Ride a cable car hovering over the mountains to comfortably arrive at Tofana di Mezzo’s crest and be at the area’s third-highest peak in no time. These options suit people of all ages and varying budgets.

The Alpe di Siusi plateau
The Alpe di Siusi plateau

8. Discovering Epic Tunnels

Go inside the mountains like Italian soldiers. Another First World War remnant, Mount Lagazuoi’s tunnel system is an impressive engineering feat spanning more than half a mile along rocky edges. These artificial openings function as windows framing breathtaking views of the mountainscape.

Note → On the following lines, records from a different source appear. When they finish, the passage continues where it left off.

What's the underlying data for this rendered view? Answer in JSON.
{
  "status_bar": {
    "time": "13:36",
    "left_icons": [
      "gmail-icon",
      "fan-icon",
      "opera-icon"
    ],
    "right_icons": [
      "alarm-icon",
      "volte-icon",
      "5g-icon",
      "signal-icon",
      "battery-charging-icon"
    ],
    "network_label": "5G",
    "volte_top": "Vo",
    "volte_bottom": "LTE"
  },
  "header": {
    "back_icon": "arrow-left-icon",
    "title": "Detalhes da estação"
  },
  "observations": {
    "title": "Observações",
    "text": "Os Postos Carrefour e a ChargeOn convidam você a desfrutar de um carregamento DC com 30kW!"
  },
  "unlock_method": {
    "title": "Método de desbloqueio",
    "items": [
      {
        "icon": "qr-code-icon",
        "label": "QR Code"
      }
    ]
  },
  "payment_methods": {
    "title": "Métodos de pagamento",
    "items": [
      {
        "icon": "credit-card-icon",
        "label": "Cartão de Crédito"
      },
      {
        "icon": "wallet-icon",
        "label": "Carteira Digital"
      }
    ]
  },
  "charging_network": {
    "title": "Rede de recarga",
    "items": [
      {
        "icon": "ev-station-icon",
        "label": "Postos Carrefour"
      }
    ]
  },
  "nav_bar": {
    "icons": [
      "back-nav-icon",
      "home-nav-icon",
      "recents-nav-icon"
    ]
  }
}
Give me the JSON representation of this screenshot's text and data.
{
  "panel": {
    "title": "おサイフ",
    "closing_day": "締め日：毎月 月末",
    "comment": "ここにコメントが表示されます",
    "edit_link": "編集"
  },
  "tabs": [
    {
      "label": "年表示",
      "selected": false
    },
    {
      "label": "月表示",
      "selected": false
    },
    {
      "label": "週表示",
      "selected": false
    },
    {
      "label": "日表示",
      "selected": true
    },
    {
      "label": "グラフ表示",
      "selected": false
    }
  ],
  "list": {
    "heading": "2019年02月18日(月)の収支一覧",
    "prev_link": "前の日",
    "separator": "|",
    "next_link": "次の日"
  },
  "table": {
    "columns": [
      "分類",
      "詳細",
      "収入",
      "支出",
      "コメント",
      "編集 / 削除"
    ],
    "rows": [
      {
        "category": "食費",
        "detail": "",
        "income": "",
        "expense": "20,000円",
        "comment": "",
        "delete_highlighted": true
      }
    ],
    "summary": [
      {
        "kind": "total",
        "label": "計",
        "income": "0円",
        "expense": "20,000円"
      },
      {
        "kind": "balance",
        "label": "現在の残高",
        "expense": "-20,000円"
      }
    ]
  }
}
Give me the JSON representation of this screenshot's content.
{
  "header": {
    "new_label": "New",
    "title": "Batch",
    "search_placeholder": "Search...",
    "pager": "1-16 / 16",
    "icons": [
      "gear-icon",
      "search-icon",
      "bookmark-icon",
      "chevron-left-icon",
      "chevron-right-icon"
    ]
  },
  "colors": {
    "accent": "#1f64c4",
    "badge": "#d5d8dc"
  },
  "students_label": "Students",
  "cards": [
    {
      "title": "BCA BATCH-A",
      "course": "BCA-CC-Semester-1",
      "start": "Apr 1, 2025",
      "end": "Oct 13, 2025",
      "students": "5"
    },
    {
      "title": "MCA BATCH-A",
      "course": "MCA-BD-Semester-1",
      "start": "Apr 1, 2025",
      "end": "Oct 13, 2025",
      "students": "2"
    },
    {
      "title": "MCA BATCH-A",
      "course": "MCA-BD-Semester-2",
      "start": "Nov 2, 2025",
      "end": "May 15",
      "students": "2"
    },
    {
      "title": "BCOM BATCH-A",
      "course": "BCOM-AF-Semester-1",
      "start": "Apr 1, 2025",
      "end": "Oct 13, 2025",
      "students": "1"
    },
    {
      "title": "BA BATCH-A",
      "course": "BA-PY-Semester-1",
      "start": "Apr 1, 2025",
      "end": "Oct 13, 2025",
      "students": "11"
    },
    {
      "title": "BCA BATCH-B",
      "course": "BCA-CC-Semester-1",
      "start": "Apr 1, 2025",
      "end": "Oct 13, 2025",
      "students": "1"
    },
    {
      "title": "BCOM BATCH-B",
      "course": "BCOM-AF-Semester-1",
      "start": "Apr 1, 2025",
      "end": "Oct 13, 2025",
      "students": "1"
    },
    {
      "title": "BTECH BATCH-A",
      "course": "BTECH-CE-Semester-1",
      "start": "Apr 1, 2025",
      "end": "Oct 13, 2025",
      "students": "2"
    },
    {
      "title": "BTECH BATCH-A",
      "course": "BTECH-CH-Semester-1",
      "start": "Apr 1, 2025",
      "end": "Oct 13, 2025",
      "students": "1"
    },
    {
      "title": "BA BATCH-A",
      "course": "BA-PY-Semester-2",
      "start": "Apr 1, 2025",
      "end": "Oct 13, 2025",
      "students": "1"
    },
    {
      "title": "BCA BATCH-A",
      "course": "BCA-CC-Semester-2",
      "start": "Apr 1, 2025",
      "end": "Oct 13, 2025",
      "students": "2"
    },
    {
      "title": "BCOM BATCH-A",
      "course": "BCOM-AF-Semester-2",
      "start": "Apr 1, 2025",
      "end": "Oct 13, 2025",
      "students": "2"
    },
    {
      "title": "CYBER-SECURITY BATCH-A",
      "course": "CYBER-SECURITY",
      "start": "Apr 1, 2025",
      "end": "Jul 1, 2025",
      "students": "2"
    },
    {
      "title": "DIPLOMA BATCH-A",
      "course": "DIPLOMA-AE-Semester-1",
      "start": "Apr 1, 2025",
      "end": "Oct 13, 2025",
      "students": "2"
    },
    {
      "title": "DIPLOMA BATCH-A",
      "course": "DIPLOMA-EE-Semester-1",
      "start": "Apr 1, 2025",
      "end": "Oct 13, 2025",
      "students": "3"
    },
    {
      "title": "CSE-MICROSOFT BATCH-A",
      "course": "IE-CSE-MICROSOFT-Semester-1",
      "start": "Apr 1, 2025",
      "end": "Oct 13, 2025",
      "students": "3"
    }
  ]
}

The gallery system seems inaccessible, but it is actually painless to reach. The upper entrance is within walking distance of the Lagazuoi cable car’s top station, and the bottom entry is easily accessible from the Falzarego pass.

9. Embarking on a Scenic Road Trip

Get in a rental and traverse the Great Dolomites Road. This winding asphalt motorway presents the most convenient way to go village-hopping against the backdrop of spellbinding Dolomitic landscapes. Dedicating an entire day to this excursion is worth it, as the journey gives you a glimpse of the region’s iconic peaks and a chance to immerse yourself in alpine culture with every stop.

Travel with a group if you can. Hitting the road with company can help you feel safe and reduce your anxiety in case your car breaks down in the middle of nowhere.

Aside from indulging yourself in delicious Italian foods, you can tour centuries-old castles and learn about the region through the lens of history. The two must-sees are the Sigmundskron Castle and the Welsberg Castle. The former houses the Messner Mountain Museum Firmian, while the latter has regained its form after succumbing to a fire in the 1700s and is only open during summer.

Related read: The 9 Best Towns in the Dolomites

Conquer the Dolomites in Summer

The majestic mountains of northern Italy deserve a spot on everyone’s bucket list. The region may not be as tranquil as it looks in tourism ads due to the tens of millions of visitors it welcomes yearly, but you can capture the soul of the Dolomites if you plan your trip accordingly.